I exhaled. ‘You were right about the werewolf.’ I outlined what Laura had discovered. Lukas listened to what I had to say, and his expression darkened.

‘If news of this gets out,’ he muttered once I’d finished, ‘it could spell chaos. Whoever did this knows that, otherwise they wouldn’t have tried to conceal Brown’s death as a suicide and yours as a knife-based mugging gone wrong. It appears that Brown was killed because he was a danger and he needed to be shut up. We can assume that the same is true for you.’ He gazed at me thoughtfully. ‘So, D’Artagnan, what have you seen and what do you know that might tempt someone to kill you?’

I’d been thinking about this. ‘I was only in Supe Squad for a day, so there’s not much to sift through.
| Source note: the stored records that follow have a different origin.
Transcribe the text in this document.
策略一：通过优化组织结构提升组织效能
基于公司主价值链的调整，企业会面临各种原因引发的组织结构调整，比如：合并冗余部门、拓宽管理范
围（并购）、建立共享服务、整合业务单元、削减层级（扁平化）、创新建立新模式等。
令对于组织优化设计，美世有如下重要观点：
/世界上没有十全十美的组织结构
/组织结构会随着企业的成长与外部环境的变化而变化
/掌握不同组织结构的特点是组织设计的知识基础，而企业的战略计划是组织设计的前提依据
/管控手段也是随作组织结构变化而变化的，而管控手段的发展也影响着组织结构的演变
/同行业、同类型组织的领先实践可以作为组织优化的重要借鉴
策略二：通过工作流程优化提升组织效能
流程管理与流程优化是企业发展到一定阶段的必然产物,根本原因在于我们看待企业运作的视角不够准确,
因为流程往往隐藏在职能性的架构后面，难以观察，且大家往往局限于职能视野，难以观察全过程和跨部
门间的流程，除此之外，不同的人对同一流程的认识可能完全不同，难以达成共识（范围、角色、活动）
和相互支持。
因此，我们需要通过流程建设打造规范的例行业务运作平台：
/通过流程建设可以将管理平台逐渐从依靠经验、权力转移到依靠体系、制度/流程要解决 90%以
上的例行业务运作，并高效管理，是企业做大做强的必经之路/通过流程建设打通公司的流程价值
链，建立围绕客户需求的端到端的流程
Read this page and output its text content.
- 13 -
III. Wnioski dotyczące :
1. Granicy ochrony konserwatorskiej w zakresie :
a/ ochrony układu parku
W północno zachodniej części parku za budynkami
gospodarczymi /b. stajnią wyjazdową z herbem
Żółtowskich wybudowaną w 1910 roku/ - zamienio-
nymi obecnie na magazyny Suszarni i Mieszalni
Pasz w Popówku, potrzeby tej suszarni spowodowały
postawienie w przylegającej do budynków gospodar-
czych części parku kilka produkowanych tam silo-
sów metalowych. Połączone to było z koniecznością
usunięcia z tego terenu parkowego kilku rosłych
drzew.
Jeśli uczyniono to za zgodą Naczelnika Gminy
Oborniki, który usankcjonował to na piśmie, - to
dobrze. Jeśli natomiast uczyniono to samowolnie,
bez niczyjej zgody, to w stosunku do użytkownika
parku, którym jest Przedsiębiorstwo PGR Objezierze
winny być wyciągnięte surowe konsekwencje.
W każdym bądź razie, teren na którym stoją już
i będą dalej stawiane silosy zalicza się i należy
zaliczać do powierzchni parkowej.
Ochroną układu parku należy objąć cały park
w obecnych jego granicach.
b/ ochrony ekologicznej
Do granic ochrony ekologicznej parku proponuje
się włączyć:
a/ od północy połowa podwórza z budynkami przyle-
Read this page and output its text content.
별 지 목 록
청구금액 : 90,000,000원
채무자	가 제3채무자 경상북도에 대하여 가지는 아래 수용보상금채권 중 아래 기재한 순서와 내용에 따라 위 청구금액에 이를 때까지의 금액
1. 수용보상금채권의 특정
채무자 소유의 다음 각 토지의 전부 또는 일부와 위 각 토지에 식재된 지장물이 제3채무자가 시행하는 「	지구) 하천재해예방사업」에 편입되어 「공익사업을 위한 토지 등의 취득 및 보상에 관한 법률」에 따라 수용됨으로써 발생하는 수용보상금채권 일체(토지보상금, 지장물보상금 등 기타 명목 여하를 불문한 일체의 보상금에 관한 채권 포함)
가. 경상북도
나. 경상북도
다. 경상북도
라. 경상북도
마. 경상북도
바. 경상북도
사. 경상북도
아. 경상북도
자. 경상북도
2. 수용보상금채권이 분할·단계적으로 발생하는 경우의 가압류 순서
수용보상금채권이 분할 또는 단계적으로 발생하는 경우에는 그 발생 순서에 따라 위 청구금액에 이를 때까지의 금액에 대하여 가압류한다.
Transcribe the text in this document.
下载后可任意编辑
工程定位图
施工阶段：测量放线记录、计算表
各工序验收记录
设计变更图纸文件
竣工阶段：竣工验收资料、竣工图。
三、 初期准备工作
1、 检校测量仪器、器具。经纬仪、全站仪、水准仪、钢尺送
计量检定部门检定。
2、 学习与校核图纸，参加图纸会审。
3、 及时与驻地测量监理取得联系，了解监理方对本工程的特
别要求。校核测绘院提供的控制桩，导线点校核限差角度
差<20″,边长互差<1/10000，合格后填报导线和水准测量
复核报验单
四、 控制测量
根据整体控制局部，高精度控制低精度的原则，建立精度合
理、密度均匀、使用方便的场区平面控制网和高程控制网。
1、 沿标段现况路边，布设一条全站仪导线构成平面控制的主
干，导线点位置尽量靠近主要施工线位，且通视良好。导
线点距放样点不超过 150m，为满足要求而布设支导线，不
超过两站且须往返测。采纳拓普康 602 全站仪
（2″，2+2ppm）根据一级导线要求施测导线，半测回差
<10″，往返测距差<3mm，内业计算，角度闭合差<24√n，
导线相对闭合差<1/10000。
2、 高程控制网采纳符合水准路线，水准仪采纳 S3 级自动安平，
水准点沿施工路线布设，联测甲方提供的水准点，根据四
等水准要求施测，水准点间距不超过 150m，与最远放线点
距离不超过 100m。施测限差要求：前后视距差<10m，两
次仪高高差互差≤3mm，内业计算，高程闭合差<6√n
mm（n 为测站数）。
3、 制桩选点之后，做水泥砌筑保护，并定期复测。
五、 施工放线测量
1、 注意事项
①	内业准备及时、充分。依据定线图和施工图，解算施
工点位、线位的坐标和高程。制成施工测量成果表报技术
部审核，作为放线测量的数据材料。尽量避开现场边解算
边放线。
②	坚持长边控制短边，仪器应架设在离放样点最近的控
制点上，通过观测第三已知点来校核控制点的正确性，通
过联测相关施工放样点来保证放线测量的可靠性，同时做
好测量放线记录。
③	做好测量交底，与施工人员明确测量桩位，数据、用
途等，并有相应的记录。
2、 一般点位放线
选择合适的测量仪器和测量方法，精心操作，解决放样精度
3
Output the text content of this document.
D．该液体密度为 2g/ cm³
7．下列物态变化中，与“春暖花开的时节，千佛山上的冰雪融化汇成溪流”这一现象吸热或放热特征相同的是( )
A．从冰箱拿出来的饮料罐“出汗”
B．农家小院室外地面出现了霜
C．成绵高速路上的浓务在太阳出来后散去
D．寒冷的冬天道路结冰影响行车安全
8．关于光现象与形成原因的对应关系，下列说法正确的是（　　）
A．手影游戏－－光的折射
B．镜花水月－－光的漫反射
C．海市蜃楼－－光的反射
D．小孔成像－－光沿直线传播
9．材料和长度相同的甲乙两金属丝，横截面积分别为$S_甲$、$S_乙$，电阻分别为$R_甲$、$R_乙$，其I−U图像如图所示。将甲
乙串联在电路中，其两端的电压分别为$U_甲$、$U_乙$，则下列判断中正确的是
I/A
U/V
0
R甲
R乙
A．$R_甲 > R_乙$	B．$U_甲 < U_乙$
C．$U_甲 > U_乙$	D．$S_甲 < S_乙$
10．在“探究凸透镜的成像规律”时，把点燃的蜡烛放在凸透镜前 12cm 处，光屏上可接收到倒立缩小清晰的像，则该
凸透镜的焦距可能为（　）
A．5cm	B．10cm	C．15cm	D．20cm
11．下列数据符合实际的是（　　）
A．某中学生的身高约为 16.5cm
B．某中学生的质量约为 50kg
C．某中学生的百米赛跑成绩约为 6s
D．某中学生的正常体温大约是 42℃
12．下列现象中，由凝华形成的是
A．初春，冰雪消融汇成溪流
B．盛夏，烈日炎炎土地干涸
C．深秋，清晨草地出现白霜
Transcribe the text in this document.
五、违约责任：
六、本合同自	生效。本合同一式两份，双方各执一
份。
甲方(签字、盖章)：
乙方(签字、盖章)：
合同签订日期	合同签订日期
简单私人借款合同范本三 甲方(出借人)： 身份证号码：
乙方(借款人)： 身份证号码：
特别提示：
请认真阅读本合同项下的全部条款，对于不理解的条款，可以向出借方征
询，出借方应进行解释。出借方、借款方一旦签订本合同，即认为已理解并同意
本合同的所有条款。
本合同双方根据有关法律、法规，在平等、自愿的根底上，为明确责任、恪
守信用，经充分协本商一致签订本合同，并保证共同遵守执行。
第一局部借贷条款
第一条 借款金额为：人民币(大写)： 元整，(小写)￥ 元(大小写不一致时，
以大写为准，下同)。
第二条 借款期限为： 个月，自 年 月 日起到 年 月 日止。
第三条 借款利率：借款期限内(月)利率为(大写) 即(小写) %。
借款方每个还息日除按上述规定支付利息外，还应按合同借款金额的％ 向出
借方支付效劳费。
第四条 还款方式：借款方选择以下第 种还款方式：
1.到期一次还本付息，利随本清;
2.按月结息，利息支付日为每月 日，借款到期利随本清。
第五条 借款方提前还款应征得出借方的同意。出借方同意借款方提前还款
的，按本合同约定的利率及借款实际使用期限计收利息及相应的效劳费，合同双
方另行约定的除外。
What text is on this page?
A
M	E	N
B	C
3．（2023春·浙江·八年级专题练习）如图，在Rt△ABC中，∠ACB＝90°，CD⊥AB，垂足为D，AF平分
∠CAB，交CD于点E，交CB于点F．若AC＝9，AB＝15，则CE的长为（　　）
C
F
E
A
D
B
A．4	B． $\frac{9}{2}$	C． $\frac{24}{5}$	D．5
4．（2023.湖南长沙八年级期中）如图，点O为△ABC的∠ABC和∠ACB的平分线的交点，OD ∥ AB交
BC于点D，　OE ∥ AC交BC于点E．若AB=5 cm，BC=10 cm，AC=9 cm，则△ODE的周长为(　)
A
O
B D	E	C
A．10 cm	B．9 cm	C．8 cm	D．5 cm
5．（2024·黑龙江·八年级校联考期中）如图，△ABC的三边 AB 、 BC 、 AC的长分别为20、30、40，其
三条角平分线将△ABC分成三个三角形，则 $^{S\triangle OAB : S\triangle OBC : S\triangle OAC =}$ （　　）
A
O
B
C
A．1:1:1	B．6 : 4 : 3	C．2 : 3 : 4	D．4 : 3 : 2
There is one thing, though.’

Lukas raised his eyebrows. ‘Go on.’

‘There was a woman,’ I said. ‘A female werewolf. I saw her running down the street in the middle of the day covered in blood.’

‘Stranger things have happened where the wolves are concerned.’

‘I wouldn’t know about that, but it’s not something I see on a daily basis,’ I admitted. ‘I went after her to make sure she was okay. When I found her, by the sound of things she was one who’d been attacking rather than the other way around. She was screaming at a male werewolf about her sister who was missing. She seemed to think he had something to do with it.’

‘And?’

‘And nothing. Tony appeared with Lady Sullivan in tow and bawled me out for getting involved. And that,’ I said flatly, ‘was the last time I saw him.’